Obviamente, seguindo a Giornate online e também vendo o que estava acontecendo presencialmente na Itália gera uma tristeza. Eu amaria ter visto “The Unknown” (1927), com meu ator favorito do cinema mudo, Lon Chaney, e dez minutos extras que eram desconhecidos do público. Eu amaria ter visto o programa especial das Nasty Women, porque eu recentemente entrevistei as curadoras desta sessão e foi uma entrevista fantástica. E, o desejo mais óbvio, eu amaria ter estado lá no dia do aniversário de Buster Keaton para receber meu prêmio no palco do Teatro Verdi.

Of course, following the Giornate online and also seeing what was happening on site in Italy leaves a bittersweet taste. I’d love to see “The Unknown” (1927), with my favorite silent film actor Lon Chaney and ten extra minutes previously unknown to the public. I’d love to have seen the Nasty Women special programme, because I recently interviewed the curators of this session and it was a great interview. And, the most obvious desire, I’d love to be there on Buster Keaton’s birthday to accept my prize at the stage of Teatro Verdi.

Todos nós que amamos cinema mudo sabemos o quanto desta arte está perdido: na verdade, o diretor da Giornate, Jay Weissberg, em uma das introduções, disse que 96% de todos os filmes feitos no Japão antes de 1945 estão perdidos! Mesmo assim, há tanto para ser descoberto - muito nos arquivos, precisando de restauração - e eu sempre me alegro de acompanhar a Giornate e descobrir tanta coisa. Pordenone é parte da minha história desde 2020, quando eles precisaram mudar para o ambiente online, e hoje estou feliz por ser também parte da história de Pordenone. Vejo vocês ano que vem, Pordenone - quem sabe presencialmente?

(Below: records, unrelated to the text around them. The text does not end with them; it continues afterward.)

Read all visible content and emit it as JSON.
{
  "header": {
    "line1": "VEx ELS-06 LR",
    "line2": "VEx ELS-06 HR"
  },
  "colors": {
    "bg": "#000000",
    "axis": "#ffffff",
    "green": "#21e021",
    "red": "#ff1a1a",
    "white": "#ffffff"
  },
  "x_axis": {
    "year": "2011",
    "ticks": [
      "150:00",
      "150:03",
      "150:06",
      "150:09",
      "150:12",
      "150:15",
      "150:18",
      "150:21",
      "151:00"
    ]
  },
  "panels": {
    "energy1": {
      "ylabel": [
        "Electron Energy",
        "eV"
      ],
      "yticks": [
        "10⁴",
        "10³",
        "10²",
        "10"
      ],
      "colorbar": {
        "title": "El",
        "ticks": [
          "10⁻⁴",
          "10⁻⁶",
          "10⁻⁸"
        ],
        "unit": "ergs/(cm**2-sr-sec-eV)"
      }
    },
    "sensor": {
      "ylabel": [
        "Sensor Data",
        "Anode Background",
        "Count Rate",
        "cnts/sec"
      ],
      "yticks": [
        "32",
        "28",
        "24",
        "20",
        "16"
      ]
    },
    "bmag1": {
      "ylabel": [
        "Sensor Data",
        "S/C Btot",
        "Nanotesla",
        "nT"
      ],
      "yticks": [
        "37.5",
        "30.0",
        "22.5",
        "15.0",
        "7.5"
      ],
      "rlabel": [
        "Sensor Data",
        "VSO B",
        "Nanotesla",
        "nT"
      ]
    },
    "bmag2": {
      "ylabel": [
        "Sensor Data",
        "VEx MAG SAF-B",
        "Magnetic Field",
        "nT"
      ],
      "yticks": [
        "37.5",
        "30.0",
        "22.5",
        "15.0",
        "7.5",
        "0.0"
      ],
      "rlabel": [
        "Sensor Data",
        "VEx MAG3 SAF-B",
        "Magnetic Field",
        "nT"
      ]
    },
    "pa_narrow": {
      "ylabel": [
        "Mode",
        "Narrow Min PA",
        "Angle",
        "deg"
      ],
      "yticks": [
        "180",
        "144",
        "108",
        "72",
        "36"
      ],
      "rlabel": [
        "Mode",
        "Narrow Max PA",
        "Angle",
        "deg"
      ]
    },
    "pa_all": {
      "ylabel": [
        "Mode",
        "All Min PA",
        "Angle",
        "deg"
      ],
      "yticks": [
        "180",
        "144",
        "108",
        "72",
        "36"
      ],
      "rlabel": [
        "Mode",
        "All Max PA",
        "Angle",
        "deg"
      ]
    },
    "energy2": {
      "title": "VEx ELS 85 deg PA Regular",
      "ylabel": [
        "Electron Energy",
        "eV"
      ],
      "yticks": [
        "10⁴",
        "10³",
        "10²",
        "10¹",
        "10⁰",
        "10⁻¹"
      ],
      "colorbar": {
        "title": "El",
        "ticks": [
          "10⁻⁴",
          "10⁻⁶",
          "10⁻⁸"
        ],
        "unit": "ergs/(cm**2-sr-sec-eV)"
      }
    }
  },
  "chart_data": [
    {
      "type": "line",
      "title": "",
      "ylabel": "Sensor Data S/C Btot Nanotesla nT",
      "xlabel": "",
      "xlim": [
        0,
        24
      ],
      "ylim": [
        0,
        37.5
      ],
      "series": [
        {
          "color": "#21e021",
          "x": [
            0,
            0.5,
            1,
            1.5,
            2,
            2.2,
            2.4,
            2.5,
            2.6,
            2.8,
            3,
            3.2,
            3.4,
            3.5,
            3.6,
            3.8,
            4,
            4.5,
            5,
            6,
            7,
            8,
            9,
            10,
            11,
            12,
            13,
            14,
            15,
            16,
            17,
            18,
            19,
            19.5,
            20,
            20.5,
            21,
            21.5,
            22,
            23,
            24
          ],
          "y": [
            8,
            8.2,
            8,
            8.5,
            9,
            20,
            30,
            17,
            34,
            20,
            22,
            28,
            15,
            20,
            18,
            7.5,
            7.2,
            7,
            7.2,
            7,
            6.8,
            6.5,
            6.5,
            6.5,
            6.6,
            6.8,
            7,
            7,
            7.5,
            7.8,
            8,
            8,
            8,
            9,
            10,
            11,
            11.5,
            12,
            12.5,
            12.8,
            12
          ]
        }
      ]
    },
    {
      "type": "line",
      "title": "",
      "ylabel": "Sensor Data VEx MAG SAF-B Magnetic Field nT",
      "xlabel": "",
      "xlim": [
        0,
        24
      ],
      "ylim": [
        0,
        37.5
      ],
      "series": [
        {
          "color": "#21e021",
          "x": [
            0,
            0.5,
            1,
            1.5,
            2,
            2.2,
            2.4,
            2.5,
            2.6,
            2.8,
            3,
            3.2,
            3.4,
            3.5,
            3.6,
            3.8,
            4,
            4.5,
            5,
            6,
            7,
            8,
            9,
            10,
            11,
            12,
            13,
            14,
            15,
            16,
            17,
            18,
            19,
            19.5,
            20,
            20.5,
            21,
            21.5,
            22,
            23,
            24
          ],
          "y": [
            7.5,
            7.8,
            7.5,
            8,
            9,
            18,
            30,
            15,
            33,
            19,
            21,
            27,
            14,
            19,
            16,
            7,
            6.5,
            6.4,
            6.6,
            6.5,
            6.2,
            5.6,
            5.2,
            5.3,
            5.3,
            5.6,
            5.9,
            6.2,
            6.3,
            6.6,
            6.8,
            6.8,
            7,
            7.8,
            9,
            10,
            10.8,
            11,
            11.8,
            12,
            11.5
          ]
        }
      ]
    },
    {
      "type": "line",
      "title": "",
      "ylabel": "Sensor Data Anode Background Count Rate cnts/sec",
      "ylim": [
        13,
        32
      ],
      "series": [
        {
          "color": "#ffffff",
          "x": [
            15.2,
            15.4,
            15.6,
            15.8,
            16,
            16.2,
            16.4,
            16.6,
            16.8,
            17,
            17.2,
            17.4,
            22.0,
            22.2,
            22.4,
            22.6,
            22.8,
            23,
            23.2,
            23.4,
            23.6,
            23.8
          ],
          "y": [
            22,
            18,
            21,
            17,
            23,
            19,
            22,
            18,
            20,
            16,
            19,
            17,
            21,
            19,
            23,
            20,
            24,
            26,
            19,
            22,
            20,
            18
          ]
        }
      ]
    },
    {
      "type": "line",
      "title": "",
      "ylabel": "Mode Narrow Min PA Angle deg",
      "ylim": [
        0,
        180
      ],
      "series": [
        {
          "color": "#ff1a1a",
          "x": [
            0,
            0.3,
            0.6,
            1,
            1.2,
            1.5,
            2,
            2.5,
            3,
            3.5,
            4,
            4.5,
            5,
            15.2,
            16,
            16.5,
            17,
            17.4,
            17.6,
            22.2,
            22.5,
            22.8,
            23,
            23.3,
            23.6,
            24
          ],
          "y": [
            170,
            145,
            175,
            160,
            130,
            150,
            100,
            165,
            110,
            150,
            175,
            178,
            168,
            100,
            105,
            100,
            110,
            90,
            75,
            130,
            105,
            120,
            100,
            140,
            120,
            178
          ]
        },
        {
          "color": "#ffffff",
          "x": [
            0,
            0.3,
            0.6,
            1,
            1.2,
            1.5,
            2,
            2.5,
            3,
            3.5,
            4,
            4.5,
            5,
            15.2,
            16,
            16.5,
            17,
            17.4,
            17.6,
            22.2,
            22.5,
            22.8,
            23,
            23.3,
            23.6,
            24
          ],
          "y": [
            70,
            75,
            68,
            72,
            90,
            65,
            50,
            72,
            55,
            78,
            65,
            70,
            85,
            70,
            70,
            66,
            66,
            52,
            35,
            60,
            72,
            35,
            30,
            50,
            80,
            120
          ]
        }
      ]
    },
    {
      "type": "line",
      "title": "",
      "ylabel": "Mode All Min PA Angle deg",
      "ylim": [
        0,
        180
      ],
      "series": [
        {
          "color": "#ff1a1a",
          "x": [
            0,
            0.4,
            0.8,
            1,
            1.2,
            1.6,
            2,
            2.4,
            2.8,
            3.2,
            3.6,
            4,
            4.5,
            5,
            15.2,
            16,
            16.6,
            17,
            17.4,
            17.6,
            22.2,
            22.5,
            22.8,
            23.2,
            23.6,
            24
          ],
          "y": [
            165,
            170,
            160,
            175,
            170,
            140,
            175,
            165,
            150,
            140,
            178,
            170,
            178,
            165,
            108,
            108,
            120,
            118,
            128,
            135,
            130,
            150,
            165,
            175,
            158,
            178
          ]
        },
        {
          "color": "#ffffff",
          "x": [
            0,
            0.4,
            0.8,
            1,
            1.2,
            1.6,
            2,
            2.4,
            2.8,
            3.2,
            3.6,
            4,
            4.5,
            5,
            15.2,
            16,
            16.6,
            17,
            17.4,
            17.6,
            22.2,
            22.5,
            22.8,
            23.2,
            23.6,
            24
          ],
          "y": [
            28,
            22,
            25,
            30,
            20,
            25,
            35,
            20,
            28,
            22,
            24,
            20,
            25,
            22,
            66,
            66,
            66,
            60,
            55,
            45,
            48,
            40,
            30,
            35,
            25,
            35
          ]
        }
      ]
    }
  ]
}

All of us who love silent film know how much of this art was lost: in fact, Giornate director Jay Weissberg, in one of his intros, said that 96% of all movies shot in Japan before 1945 are lost! Nevertheless, there is so much to be discovered - a lot in the vaults, needing restoration - and I’m always glad to follow the Giornate and discover so much. Pordenone has been part of my story since 2020, when they needed to switch to online, and now I’m glad to be also part of Pordenone’s history.
See you next year, Pordenone - maybe in person?